WebRTC leak checker with a VPN
When you use a VPN, the sites you visit will see your VPN server’s IP address, which could be anywhere in the world, instead of your public IP address. For instance, let's say you live in California, but your VPN server is located in Maine. Your public IP address will show that your device is located in Maine, giving you anonymity and protecting your privacy.
If you are operating with a VPN and the leak checker picks up the VPN server's IP address, your public IP address is secure. If the leak checker detects your public IP address as opposed to the VPN server's IP address, your privacy is at risk to unauthorized third parties.
WebRTC leak checker without a VPN
If you aren't using a VPN and the leak checker is able to obtain your public IP address then your privacy is at risk and available for predators to exploit.
7 steps to test for a WebRTC leak (with and without a VPN)
There is an excellent chance that you are exposing yourself to risk if you are not using a VPN. If the WebRTC leak checker suggests that you have a leak, here are the 7 steps you can take to confirm whether or not you have a leak.
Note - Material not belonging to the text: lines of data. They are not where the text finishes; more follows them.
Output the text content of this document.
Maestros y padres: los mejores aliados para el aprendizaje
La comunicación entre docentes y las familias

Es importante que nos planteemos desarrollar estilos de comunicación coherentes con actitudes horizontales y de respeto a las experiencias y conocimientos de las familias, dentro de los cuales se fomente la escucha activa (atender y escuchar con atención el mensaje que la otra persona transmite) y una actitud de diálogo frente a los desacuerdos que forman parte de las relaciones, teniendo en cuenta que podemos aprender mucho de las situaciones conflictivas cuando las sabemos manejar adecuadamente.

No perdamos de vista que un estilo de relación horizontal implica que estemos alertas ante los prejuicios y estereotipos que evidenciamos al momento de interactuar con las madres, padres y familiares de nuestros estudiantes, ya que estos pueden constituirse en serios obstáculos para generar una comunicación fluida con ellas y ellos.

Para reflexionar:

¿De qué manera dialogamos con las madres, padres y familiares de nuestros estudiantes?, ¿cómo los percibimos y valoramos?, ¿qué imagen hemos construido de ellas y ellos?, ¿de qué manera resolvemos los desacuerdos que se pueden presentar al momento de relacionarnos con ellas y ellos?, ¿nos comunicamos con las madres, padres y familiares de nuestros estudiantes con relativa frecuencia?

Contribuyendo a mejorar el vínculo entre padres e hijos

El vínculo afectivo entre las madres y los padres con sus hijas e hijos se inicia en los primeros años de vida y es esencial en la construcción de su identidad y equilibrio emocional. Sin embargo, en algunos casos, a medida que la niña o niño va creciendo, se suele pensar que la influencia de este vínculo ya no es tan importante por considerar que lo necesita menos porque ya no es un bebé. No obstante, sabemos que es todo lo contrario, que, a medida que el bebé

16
- Disconnect from your VPN.
- Open a new page in a new window.
- Write down any and all public IP addresses you see.
- Close the page.
- Reconnect to your VPN and reopen the page.
- If you see any of the same public IP addresses once reconnected to your VPN, you have a leak.
- If you are using a VPN and the tool tells you that there isn't a leak, then your IP address is secure.
How does Surfshark protect you from WebRTC leaks?
Browsers have the ability to store a wealth of information for long periods of time without your knowledge. If you are using a VPN now, your browser can still be tricked into revealing information that predates your VPN. Simply restoring your browser or deleting your history and cookies will not solve the problem. This is where Surfshark comes into play.
Our dedicated engineers are constantly researching new avenues and scenarios for WebRTC leaks to occur. Once a vulnerability is identified, they quickly develop effective fixes to ensure your privacy is always protected. Please note that this stands for Surfshark Windows, Android, iOS, and macOS apps, as well as browser extensions. We recommend always using the apps (or extensions) before attempting manual setup.
Have peace of mind by protecting your personal information
We understand the dangers that are lurking at every corner of the world wide web. Our team is dedicated to ensuring that you are able to harvest the benefits of everything the internet has to offer while being protected from the dangers.